I think that some people, as nice and genuinely caring as they may be – do *not* know how to deal with me. Things are like that for everybody. If you were to ask me to watch a severely mentally challenged child or an elderly person with severe dementia for a day, I would be ringing my hands not knowing what to do. I wouldn’t bear any ill-will, it’s just “I’m not trained for this and it’s outside of my experience.” I’m like that for a lot of people with my… um… mental “hilarity.” Something written in a bipolar depression of doomy-dooms or a mania of “I’m typing a mile a minute and cannot stop myself and ooh, there’s the send button!” – my two default states, even medicated – well, I’m sure I just outright *scare* a lot of people.
Or maybe I really did something really wrong and “should” know what I did but am too damn stupid to. My brain… sucks.

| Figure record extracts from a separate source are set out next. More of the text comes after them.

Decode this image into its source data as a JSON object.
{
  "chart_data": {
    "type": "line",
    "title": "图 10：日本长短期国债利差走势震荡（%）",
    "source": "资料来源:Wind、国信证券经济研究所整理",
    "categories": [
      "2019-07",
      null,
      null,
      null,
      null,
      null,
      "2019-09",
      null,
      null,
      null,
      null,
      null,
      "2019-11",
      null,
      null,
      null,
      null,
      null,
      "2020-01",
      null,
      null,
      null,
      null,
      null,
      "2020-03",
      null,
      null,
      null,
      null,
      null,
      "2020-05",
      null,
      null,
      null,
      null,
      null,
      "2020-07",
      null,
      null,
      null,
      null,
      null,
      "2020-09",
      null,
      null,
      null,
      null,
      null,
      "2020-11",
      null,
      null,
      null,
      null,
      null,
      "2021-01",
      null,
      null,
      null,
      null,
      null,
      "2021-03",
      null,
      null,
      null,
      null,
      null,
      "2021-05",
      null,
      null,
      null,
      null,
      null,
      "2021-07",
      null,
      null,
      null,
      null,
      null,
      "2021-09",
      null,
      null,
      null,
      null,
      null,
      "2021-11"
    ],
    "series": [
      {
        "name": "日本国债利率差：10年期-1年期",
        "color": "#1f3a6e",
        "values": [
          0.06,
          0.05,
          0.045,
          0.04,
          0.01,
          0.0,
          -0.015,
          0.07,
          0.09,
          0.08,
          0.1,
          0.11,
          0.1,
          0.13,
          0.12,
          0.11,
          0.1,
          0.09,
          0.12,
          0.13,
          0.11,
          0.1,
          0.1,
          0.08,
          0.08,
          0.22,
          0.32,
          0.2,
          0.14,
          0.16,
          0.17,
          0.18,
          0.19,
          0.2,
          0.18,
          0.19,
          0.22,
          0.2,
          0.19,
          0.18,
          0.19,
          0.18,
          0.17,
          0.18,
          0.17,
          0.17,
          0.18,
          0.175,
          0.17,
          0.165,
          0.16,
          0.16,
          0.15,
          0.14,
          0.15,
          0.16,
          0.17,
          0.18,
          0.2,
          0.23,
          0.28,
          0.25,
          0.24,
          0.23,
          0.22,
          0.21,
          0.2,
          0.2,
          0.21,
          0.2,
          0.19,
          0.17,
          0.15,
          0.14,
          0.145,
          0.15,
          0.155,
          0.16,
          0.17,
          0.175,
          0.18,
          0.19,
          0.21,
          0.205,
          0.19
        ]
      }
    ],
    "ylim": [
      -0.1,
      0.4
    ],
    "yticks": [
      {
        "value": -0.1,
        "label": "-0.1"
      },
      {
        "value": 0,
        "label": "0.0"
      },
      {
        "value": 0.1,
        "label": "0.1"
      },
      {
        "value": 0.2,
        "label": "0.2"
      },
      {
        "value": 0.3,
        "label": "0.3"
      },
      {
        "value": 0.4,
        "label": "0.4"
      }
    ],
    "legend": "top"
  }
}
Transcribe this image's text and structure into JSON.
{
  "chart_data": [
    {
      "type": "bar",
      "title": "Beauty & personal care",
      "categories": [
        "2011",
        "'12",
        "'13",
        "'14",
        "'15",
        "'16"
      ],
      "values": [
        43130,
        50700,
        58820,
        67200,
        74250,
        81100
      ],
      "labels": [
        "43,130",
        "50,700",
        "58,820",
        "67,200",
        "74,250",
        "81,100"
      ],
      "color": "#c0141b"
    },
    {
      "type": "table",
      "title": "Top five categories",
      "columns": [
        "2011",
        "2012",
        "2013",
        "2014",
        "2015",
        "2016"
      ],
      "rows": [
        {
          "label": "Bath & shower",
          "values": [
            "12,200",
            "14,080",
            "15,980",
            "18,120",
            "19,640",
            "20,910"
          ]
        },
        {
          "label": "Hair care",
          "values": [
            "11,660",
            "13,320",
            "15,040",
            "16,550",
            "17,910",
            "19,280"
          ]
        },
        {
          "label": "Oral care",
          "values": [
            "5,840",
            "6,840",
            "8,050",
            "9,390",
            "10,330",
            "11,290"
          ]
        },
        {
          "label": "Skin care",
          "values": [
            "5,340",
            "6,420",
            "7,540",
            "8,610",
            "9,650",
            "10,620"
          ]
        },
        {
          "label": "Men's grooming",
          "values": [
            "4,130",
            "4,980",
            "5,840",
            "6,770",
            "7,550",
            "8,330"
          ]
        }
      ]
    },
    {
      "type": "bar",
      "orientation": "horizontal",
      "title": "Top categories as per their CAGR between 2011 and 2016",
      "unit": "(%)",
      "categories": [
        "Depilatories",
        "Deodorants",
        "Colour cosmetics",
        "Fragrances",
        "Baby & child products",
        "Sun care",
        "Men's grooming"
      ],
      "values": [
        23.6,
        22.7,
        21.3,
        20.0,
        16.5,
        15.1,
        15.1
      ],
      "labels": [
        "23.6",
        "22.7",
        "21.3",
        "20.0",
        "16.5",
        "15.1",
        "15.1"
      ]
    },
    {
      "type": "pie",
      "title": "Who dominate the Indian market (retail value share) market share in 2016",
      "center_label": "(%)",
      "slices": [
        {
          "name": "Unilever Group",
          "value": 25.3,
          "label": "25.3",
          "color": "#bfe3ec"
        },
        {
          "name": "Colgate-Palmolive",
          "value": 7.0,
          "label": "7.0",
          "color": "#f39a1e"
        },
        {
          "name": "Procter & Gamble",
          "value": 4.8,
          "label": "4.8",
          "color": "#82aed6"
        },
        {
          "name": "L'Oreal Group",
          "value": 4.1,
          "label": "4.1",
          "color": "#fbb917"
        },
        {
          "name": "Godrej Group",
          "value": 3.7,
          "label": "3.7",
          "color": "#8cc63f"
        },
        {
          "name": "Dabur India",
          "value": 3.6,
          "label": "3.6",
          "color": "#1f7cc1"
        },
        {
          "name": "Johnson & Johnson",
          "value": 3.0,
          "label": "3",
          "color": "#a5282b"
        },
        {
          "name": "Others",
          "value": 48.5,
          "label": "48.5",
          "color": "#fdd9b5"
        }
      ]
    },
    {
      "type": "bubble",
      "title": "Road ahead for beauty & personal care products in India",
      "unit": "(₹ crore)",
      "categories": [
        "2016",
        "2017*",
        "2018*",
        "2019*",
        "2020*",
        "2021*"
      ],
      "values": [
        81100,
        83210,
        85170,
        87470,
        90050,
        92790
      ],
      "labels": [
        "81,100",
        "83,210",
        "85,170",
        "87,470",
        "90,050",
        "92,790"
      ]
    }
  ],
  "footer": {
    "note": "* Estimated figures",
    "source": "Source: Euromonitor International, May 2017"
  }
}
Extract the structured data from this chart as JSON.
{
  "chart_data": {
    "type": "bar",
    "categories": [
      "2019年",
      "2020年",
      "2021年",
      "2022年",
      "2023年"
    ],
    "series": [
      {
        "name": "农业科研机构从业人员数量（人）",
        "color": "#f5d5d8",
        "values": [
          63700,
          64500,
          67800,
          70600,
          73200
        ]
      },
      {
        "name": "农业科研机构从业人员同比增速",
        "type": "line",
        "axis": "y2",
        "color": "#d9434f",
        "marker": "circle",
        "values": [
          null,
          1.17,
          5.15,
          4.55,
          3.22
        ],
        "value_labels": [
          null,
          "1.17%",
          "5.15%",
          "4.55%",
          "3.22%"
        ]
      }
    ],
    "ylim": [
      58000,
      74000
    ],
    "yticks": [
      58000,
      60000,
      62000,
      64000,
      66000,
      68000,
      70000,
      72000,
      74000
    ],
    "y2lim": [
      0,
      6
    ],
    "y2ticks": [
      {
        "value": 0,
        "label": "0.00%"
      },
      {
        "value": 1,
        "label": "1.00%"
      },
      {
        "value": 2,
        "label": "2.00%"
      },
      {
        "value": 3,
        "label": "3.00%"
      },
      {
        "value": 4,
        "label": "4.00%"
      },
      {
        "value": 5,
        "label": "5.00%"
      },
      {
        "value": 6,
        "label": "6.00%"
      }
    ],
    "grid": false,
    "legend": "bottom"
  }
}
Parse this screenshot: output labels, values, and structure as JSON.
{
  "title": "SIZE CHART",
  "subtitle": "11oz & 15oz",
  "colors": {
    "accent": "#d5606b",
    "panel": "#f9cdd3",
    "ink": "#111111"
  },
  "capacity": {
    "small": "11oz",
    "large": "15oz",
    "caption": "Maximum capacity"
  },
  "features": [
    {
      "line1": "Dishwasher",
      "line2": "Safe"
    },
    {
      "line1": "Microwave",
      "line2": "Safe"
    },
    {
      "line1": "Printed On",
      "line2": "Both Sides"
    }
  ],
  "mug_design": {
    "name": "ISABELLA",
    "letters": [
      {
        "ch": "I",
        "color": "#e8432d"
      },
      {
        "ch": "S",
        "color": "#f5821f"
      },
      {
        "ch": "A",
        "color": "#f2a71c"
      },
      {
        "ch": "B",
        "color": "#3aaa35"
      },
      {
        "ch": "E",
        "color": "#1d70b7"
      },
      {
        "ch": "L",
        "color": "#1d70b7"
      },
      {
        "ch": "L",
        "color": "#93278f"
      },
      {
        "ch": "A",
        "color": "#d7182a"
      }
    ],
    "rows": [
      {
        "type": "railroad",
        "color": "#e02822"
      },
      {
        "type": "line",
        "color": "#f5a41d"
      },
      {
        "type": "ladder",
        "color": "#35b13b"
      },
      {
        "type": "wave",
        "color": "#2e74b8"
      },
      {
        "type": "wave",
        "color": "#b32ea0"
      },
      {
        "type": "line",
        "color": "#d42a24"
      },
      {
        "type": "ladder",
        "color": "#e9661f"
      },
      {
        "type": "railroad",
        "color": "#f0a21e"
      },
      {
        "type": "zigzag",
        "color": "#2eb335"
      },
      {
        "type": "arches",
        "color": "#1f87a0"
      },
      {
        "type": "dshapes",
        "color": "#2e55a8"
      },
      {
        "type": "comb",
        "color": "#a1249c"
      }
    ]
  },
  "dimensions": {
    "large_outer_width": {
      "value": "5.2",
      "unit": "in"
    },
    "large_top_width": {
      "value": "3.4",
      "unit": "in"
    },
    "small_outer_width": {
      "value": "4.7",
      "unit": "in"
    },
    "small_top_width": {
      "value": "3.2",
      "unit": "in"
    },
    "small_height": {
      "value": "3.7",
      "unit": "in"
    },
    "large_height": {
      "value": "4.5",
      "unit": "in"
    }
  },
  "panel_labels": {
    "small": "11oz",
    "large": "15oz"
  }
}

I’m used to this kind of thing – or at least I should be. My childhood-into-teenhood was filled with friends and cousins “growing away from me,” leaving me wondering why people with whom I used to have slumber parties seemingly-suddenly wanted nothing to do with me, even treating me like I was a stain on their new clothes… I had an online friend whom I haven’t spoken with in almost two years. The last I saw her she was having computer problems, but since she never got back to me and at the time I was being especially neurotic with her, I suspect she just cut me off. I’d like to know if she’s alive… not to contact her, but just because I’ve been worried…
I am officially Disabled now… can’t keep a normal, job… this plays into it, too. I’ve experienced job-place discrimination over issues I have with stress even when I’ve informed employers of them ahead of time, and of course, pre-diagnosis, I had a fast food job that I kept for a year where the new management that came after I was hired seemed to be “afraid to fire me” either because of my “seniority” or being afraid of seeing me get emotional, as everyone there knew I was “sensitive.” I, uh, took the hint when my hours were reduced to three hours one day a week that cost me more in gas and time to keep the job than to quit. I only kept it in that state as long as I did (a couple of months on the low hours) because it was a college-job and I didn’t want to disappoint my parents by quitting instead of sticking it out until things got better. Once my dad told me what he thought was happening and that he didn’t mind if I quit, I felt free to.
I don’t know. I sometimes feel like maybe I have no business being on this planet, in my species or in existence because it seems like I’m always doing something wrong and no one is willing or able to tell me what it is. (Or they’re telling me and I’m too dumb and scatterbrained to get it).
Eh, as for the blog I felt rejection from… I’m sad because the guy who runs it gives so much good advice to people who email him, with a lot of compassion and… now I feel like I will not be able to ask advice from him if I ever run into a situation when I might need it. I’m pretty sure I’ve been labeled a “troll” or something worse in his mind.
Everyone bothering to read this: I don’t have a habit of trolling. I really *am* this crazy.
Posting this because: No one reads this blog – or hardly anyone. I don’t think I’ve posted anything here that anyone can blackmail or betray me with. I hope not.